Huygen van Dyck-Jagersma is voorstander van het per e-mail of via een portal beschikbaar stellen van een zaaksdossier in de bezwaarfase:33
Het gebruikmaken van het hoorrecht kan – als de belanghebbende daarmee instemt – telefonisch gebeuren. Inzage per telefoon gaat wat lastiger. In deze tijd zijn er inspecteurs die om die reden wel overgaan tot het per e-mail of via een portal beschikbaar stellen van het zaaksdossier, om aan de inzage vorm te geven. Dat is een mooie oplossing die aan veelal nutteloze rondjes een einde kan maken:
– procedurele rondjes, doordat dan maar beroep wordt ingesteld aangezien dan wél recht bestaat op toezending van de stukken;
– fysieke rondjes, doordat de gemachtigde of belanghebbende zelf genoodzaakt is om naar het bestuursorgaan af te reizen om daar de stukken in te zien – waarna overigens alsnog recht bestaat om afschrift van die stukken te ontvangen.

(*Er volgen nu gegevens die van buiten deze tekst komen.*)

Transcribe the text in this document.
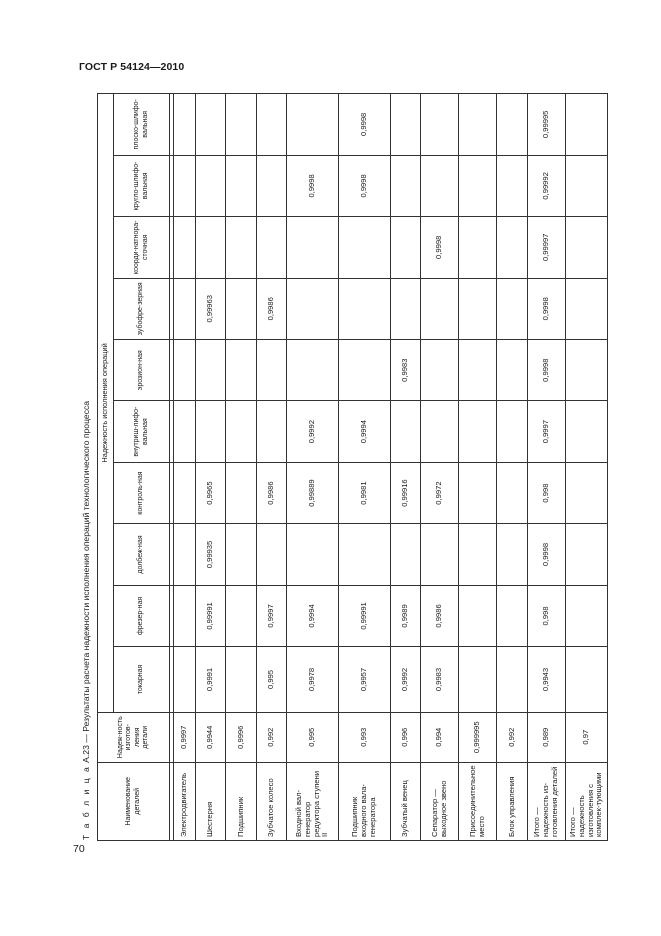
ГОСТ Р 54124—2010
Т а б л и ц а А.23 — Результаты расчета надежности исполнения операций технологического процесса
Наименование деталей	Надеж-ность изготов-ления детали	Надежность исполнения операций									
		токарная	фрезер-ная	долбеж-ная	контроль-ная	внутриш-лифо-вальная	эрозион-ная	зубофре-зерная	коорди-натнора-сточная	кругло-шлифо-вальная	плоско-шлифо-вальная

Электродвигатель	0,9997										
Шестерня	0,9944	0,9991	0,99991	0,99935	0,9965			0,99963			
Подшипник	0,9996										
Зубчатое колесо	0,992	0,995	0,9997		0,9986			0,9986			
Входной вал-генератор редуктора ступени II	0,995	0,9978	0,9994		0,99889	0,9992				0,9998	
Подшипник входного вала-генератора	0,993	0,9957	0,99991		0,9981	0,9994				0,9998	0,9998
Зубчатый венец	0,996	0,9992	0,9989		0,99916		0,9983				
Сепаратор — выходное звено	0,994	0,9983	0,9986		0,9972				0,9998		
Присоединительное место	0,999995										
Блок управления	0,992										
Итого — надежность из-готовления деталей	0,989	0,9943	0,998	0,9998	0,998	0,9997	0,9998	0,9998	0,99997	0,99992	0,99995
Итого — надежность изготовления с комплек-тующими	0,97										
70
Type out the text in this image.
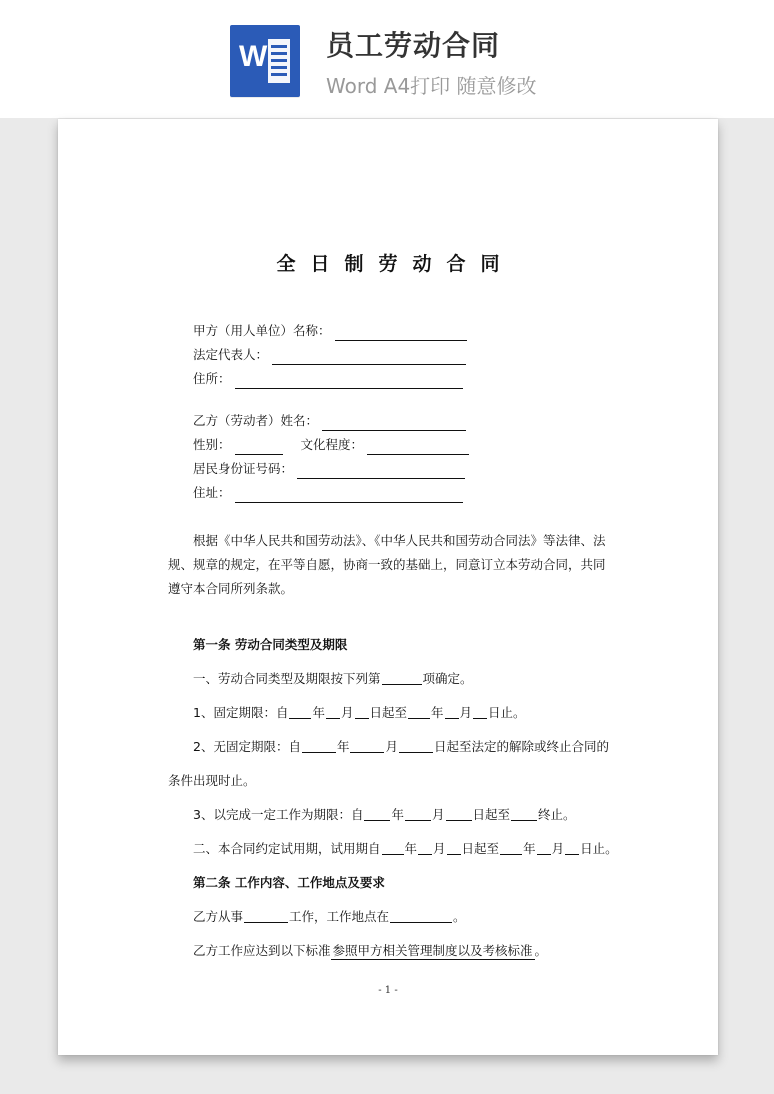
W 员工劳动合同
Word A4打印 随意修改
全日制劳动合同
甲方（用人单位）名称：
法定代表人：
住所：
乙方（劳动者）姓名：
性别：	文化程度：
居民身份证号码：
住址：
根据《中华人民共和国劳动法》、《中华人民共和国劳动合同法》等法律、法规、规章的规定，在平等自愿，协商一致的基础上，同意订立本劳动合同，共同遵守本合同所列条款。
第一条 劳动合同类型及期限
一、劳动合同类型及期限按下列第	项确定。
1、固定期限：自 年 月 日起至 年 月 日止。
2、无固定期限：自	年	月	日起至法定的解除或终止合同的
条件出现时止。
3、以完成一定工作为期限：自 年 月 日起至 终止。
二、本合同约定试用期，试用期自 年 月 日起至 年 月 日止。
第二条 工作内容、工作地点及要求
乙方从事	工作，工作地点在	。
乙方工作应达到以下标准 参照甲方相关管理制度以及考核标准 。
- 1 -
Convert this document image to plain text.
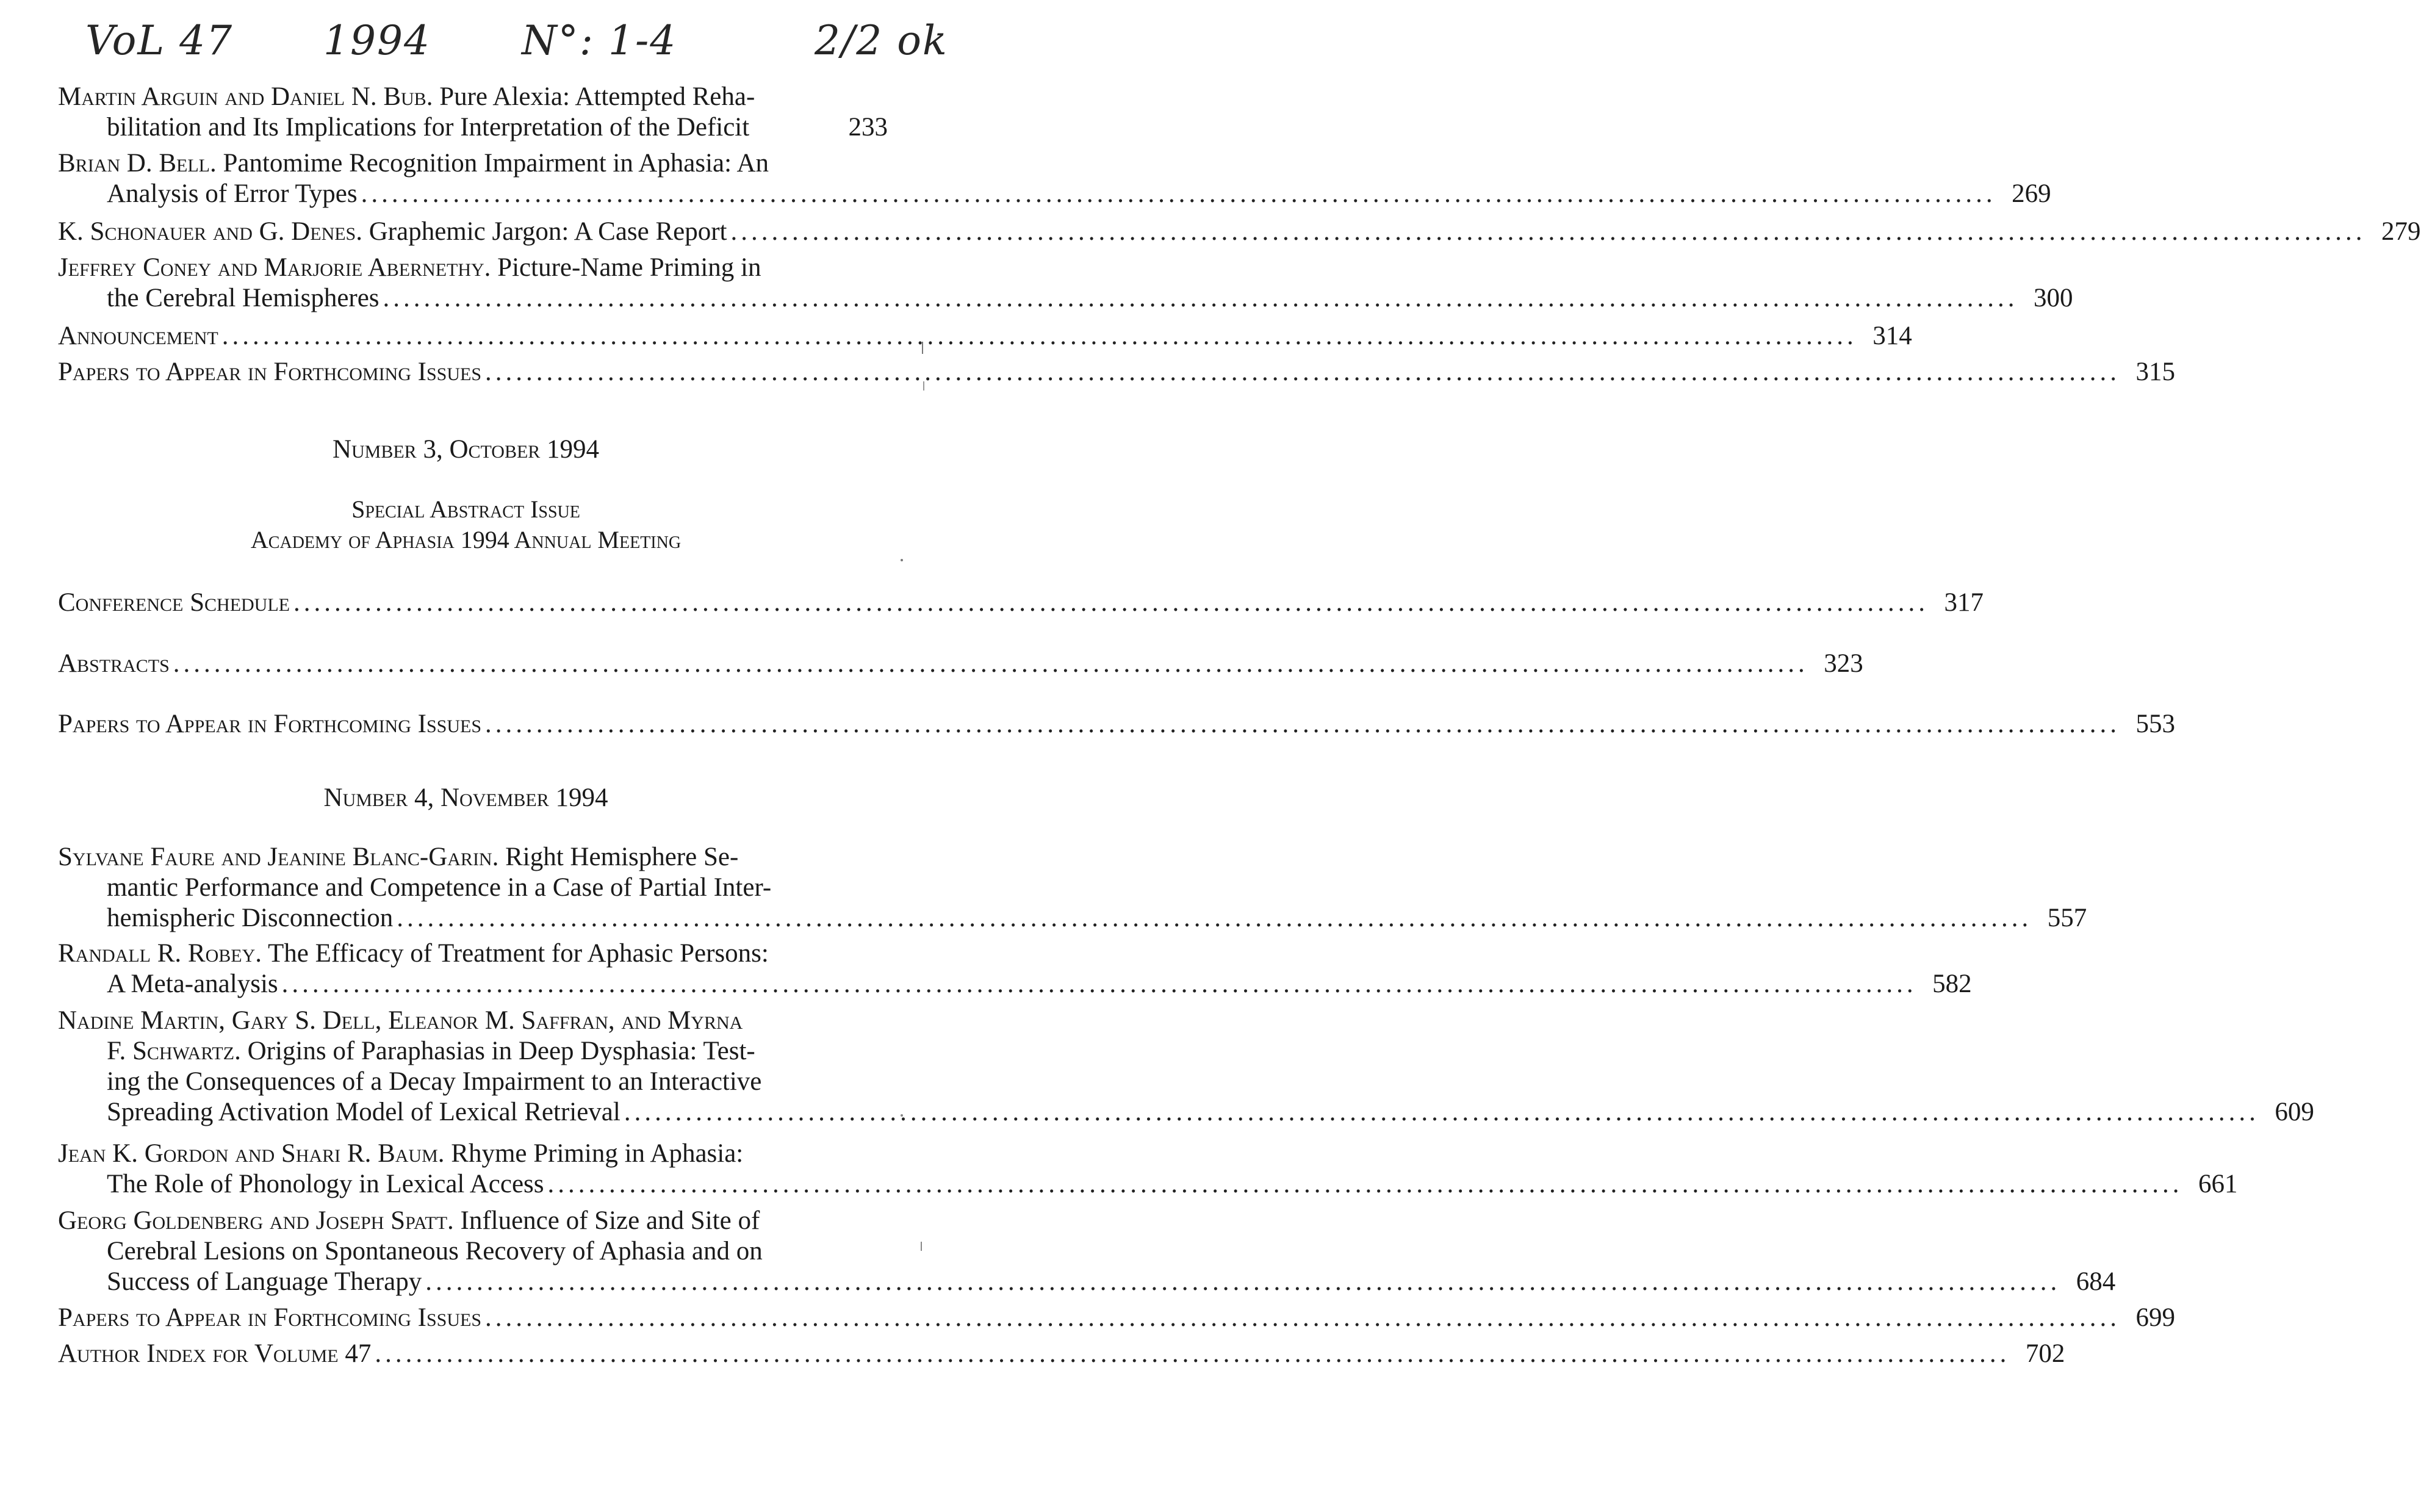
VoL 47 1994 N°: 1-4	2/2 ok
Martin Arguin and Daniel N. Bub. Pure Alexia: Attempted Reha-
bilitation and Its Implications for Interpretation of the Deficit	233
Brian D. Bell. Pantomime Recognition Impairment in Aphasia: An
Analysis of Error Types .....	269
K. Schonauer and G. Denes. Graphemic Jargon: A Case Report .....	279
Jeffrey Coney and Marjorie Abernethy. Picture-Name Priming in
the Cerebral Hemispheres .....	300
Announcement .....	314
Papers to Appear in Forthcoming Issues .....	315
Number 3, October 1994
Special Abstract Issue
Academy of Aphasia 1994 Annual Meeting
Conference Schedule .....	317
Abstracts .....	323
Papers to Appear in Forthcoming Issues .....	553
Number 4, November 1994
Sylvane Faure and Jeanine Blanc-Garin. Right Hemisphere Se-
mantic Performance and Competence in a Case of Partial Inter-
hemispheric Disconnection .....	557
Randall R. Robey. The Efficacy of Treatment for Aphasic Persons:
A Meta-analysis .....	582
Nadine Martin, Gary S. Dell, Eleanor M. Saffran, and Myrna
F. Schwartz. Origins of Paraphasias in Deep Dysphasia: Test-
ing the Consequences of a Decay Impairment to an Interactive
Spreading Activation Model of Lexical Retrieval .....	609
Jean K. Gordon and Shari R. Baum. Rhyme Priming in Aphasia:
The Role of Phonology in Lexical Access .....	661
Georg Goldenberg and Joseph Spatt. Influence of Size and Site of
Cerebral Lesions on Spontaneous Recovery of Aphasia and on
Success of Language Therapy .....	684
Papers to Appear in Forthcoming Issues .....	699
Author Index for Volume 47 .....	702
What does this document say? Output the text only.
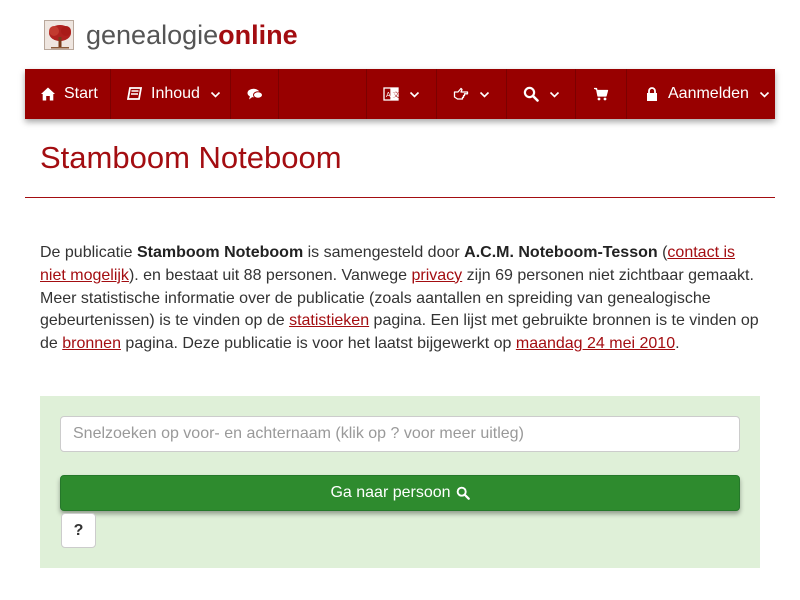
genealogieonline
Start	Inhoud	A 文	Aanmelden
Stamboom Noteboom

De publicatie Stamboom Noteboom is samengesteld door A.C.M. Noteboom-Tesson (contact is niet mogelijk). en bestaat uit 88 personen. Vanwege privacy zijn 69 personen niet zichtbaar gemaakt. Meer statistische informatie over de publicatie (zoals aantallen en spreiding van genealogische gebeurtenissen) is te vinden op de statistieken pagina. Een lijst met gebruikte bronnen is te vinden op de bronnen pagina. Deze publicatie is voor het laatst bijgewerkt op maandag 24 mei 2010.

Snelzoeken op voor- en achternaam (klik op ? voor meer uitleg)
Ga naar persoon
?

Los van de al dan niet digitale route, zie ik overigens wettelijk al geen enkel beletsel om de stukken in het kader van het inzagerecht direct in afschrift te verstrekken, zonder dat men zich eerst fysiek hoeft te komen melden. Het derde en vierde lid van art. 7:4 Awb schrijven al voor dat aan het inzagerecht is gekoppeld het recht om ‘van deze stukken tegen vergoeding van ten hoogste de kosten afschriften verkrijgen’. De wet stelt daarbij niet de eis die tot dusverre in de praktijk vaak wel wordt gesteld, dat eerst van de fysieke inzagemogelijkheid gebruik wordt gemaakt voordat afschriften kunnen worden verkregen. Nu de wet de ruimte biedt, lijkt het me goed om deze tijd te benutten onder meer deze onnodige hobbel ‘rondje Nederland’ weg te nemen en stukken ruimhartig – en zoveel mogelijk digitaal – ter beschikking te stellen.